Si la Société de secours était maîtresse en cette occurrence, je crois bien savoir ce qu’elle ferait; elle estimerait que c’est une sage économie de dépenser de l’argent à pourvoir le soldat d’un équipement supérieur, et que cela vaut mieux que d’avoir à payer des journées d’hôpital. Il est peu probable qu’elle soit jamais appelée à donner son avis sur cette question, où elle apporterait sa compassion et sa clairvoyance; elle n’a pas du reste le temps de chômer, car nos expéditions lointaines ne lui ont pas épargné la besogne depuis quelques années. Cette besogne cependant ne lui a pas suffi, elle en a recherché une autre, plus large, plus humaine, car elle a dépassé les bornes de la patrie. Elle s’est souvenue que la convention de Genève était internationale et que les sociétés qui s’y rattachent revêtaient le même caractère. Elle a pensé qu’elle se devait à ceux qui souffrent des maux de la guerre, même lorsque la guerre, inique en son principe, a été provoquée par eux. Elle a sagement agi. Elle n’a pas oublié qu’en nos heures de détresse l’Angleterre était venue à notre aide, et elle lui en a témoigné sa gratitude.

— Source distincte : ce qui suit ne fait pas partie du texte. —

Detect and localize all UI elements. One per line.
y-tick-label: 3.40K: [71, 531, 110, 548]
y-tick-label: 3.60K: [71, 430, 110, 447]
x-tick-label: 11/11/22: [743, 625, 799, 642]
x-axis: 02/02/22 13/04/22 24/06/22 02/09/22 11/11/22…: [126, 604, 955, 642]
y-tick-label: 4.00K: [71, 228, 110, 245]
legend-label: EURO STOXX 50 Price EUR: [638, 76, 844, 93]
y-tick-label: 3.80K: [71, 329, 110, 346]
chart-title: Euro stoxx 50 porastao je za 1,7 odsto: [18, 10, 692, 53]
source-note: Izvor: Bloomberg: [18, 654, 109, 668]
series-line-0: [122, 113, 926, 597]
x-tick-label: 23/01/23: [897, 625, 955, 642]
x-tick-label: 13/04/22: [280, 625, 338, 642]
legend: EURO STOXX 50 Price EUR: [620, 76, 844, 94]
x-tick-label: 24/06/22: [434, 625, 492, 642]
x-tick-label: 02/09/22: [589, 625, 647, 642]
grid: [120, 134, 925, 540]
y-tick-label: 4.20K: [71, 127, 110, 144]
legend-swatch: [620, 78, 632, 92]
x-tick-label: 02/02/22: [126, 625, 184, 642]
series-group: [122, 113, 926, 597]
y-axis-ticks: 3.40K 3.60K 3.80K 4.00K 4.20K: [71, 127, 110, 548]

Au mois de novembre 1849, j’étais à Alexandrie, en visite chez le colonel Gallis, qui entourait la ville de fortifications. Il parlait de ses travaux avec maussaderie et disait : « Tout ce que je fais là sera pour les Anglais. » Il avait vu juste. L’Angleterre, ayant pris l’Indoustan pour garantir ses possessions du Bengale, devait s’emparer de l’Egypte, devenue la route de Mer-Rouge par le percement de l’isthme de Suez, afin de mieux assurer la sécurité des Indes; il lui convenait de ne laisser à personne la clef de sa maison, et elle l’a mise dans sa poche. Pour parvenir à ce résultat, l’action diplomatique ne fut point compliquée. On bombarda Alexandrie, ce qui fut une abomination ; on livra un semblant de bataille à Tell-el-Kébir, et le tour fut joué. On se rendit maître, sans grand péril, de la terre des

  1. On dirait que la grande préoccupation du soldat en campagne est bien moins la recherche de la gloire que la recherche du pain. Lisez les Cahiers du capitaine Cogniet, le simple pousse-cailloux; la Campagne de France, par Goethe, l’ami des princes: the Autobiography of sergeant William Lawrence, le grenadier anglais qui, de la bataille de Waterloo, ne se rappelle que la conquête d’un jambon.